Ukraine-Russia, Iran-Israel: The Hidden Costs of War | Part 1

By Isabella Cammarata
Part 1: Energy, Weapons, and the Price of Power
Let’s be real — most of us don’t read war headlines over morning coffee thinking about natural gas pipelines or defense contracts. We skim, sigh, maybe feel overwhelmed, and scroll on. But while the big story looks like territory lines and political speeches, the quieter story is about economics: who profits when wars drag on, and who pays the bill.
Spoiler: it’s usually not the people in charge paying that bill.
Fossil Fuels: The Real Battleground
Energy has been at the heart of the Ukraine-Russia conflict since day one. Russia’s oil and natural gas exports gave it leverage over Europe, while Europe scrambled to find alternatives that didn’t leave citizens freezing
When pipelines became bargaining chips, everyday people saw the results in their monthly heating bills and gas station receipts. The “battlefield” wasn’t just in Eastern Europe — it was your apartment thermostat and the cost to fill your tank.
Sound familiar?
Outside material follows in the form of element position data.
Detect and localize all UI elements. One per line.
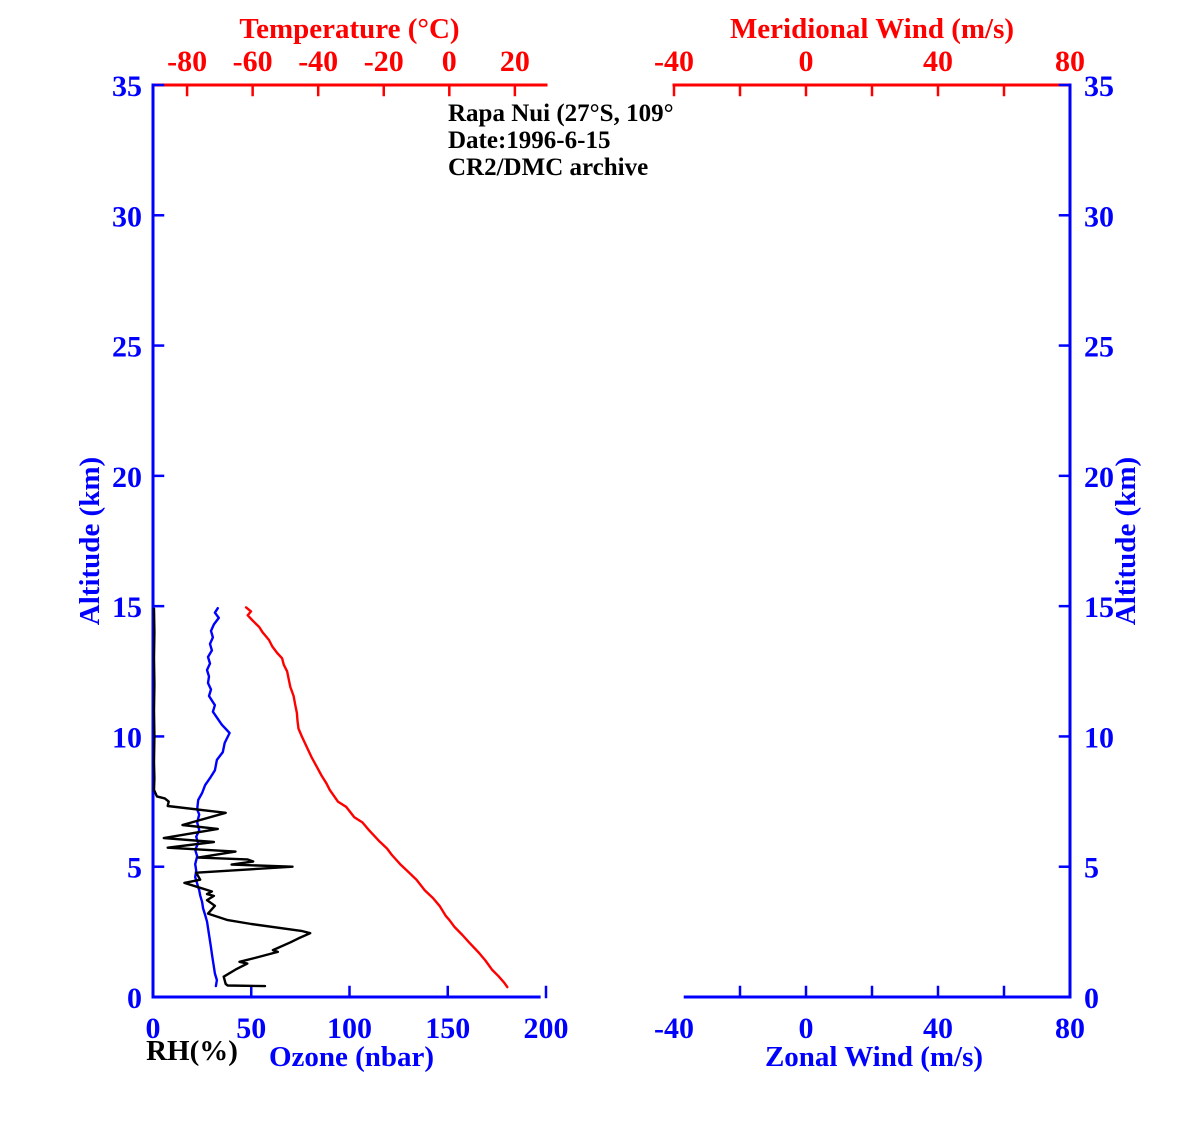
station-name: Rapa Nui (27°S, 109°	[448, 100, 674, 127]
tick-label: 150	[425, 1012, 470, 1045]
tick-label: -40	[654, 1012, 694, 1045]
left-altitude-axis-title: Altitude (km)	[74, 457, 106, 625]
left-top-axis-title: Temperature (°C)	[239, 13, 459, 45]
tick-label: 10	[112, 721, 142, 754]
tick-label: -80	[167, 45, 207, 78]
tick-label: 35	[112, 70, 142, 103]
tick-label: 15	[112, 591, 142, 624]
tick-label: 0	[1084, 982, 1099, 1015]
tick-label: -40	[654, 45, 694, 78]
tick-label: 5	[1084, 852, 1099, 885]
left-bottom-axis-title: Ozone (nbar)	[269, 1041, 434, 1073]
tick-label: 5	[127, 852, 142, 885]
tick-label: 20	[500, 45, 530, 78]
tick-label: 0	[442, 45, 457, 78]
tick-label: 40	[923, 1012, 953, 1045]
archive-source: CR2/DMC archive	[448, 154, 649, 181]
tick-label: -20	[364, 45, 404, 78]
tick-label: -40	[298, 45, 338, 78]
tick-label: 20	[112, 461, 142, 494]
tick-label: 30	[112, 200, 142, 233]
ozone-curve	[193, 607, 231, 988]
tick-label: 50	[236, 1012, 266, 1045]
tick-label: 100	[327, 1012, 372, 1045]
tick-label: 0	[799, 1012, 814, 1045]
tick-label: 200	[524, 1012, 569, 1045]
tick-label: 80	[1055, 45, 1085, 78]
tick-label: 35	[1084, 70, 1114, 103]
tick-label: 0	[146, 1012, 161, 1045]
relative-humidity-curve	[152, 607, 312, 988]
tick-label: 15	[1084, 591, 1114, 624]
temperature-curve	[244, 606, 509, 989]
tick-label: 80	[1055, 1012, 1085, 1045]
right-top-axis-title: Meridional Wind (m/s)	[730, 13, 1014, 45]
station-annotation: Rapa Nui (27°S, 109° Date:1996-6-15 CR2/…	[448, 100, 674, 181]
tick-label: 25	[112, 331, 142, 364]
right-altitude-axis-title: Altitude (km)	[1110, 457, 1142, 625]
right-bottom-axis-title: Zonal Wind (m/s)	[765, 1041, 983, 1073]
tick-label: 0	[127, 982, 142, 1015]
tick-label: 20	[1084, 461, 1114, 494]
tick-label: 25	[1084, 331, 1114, 364]
tick-label: -60	[233, 45, 273, 78]
sounding-date: Date:1996-6-15	[448, 127, 611, 154]
tick-label: 40	[923, 45, 953, 78]
tick-label: 30	[1084, 200, 1114, 233]
tick-label: 0	[799, 45, 814, 78]
rh-axis-title: RH(%)	[146, 1035, 238, 1067]
tick-label: 10	[1084, 721, 1114, 754]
It’s the same way a cotton shortage in one country can drive up the price of your favorite hoodie. The supply chain might seem distant, but the price tag lands right in your lap.
Weapons as a Business Model
Then there’s the booming arms industry. Tanks, drones, missiles — all manufactured, shipped, and sold in contracts worth billions. For defense companies, war is business. Every extension of the conflict means more orders, more profits, more shareholder meetings ending with applause.
Meanwhile, citizens in countries funding the war effort face inflation and rising costs of living. It’s a stark split: for some, war is devastation; for others, it’s dividends.
Fast fashion works on a similar logic. Factories churn out cheap clothes at breakneck speed, retailers flood markets, and someone at the top cashes in — while workers and ecosystems pay the hidden costs.
The Fashion Parallel
Fashion sells us “choice.” War sells us “freedom.” In both cases, the glossy headlines distract from the real system at work: extraction, dependency, and profit concentrated in a few hands.
The hoodie that cost $12 because someone else paid the real price in wages and pollution? Not so different from energy bills that spike because governments can’t kick their fossil fuel habits.
Takeaway for Readers
You don’t need to become a geopolitical analyst to see the pattern. War economies and fast fashion economies thrive on cycles of crisis. But just like we can rethink how we shop, we can rethink the stories we accept about conflict.
Behind every price tag — whether it’s for gas, groceries, or a pair of jeans — is a system. And systems can change.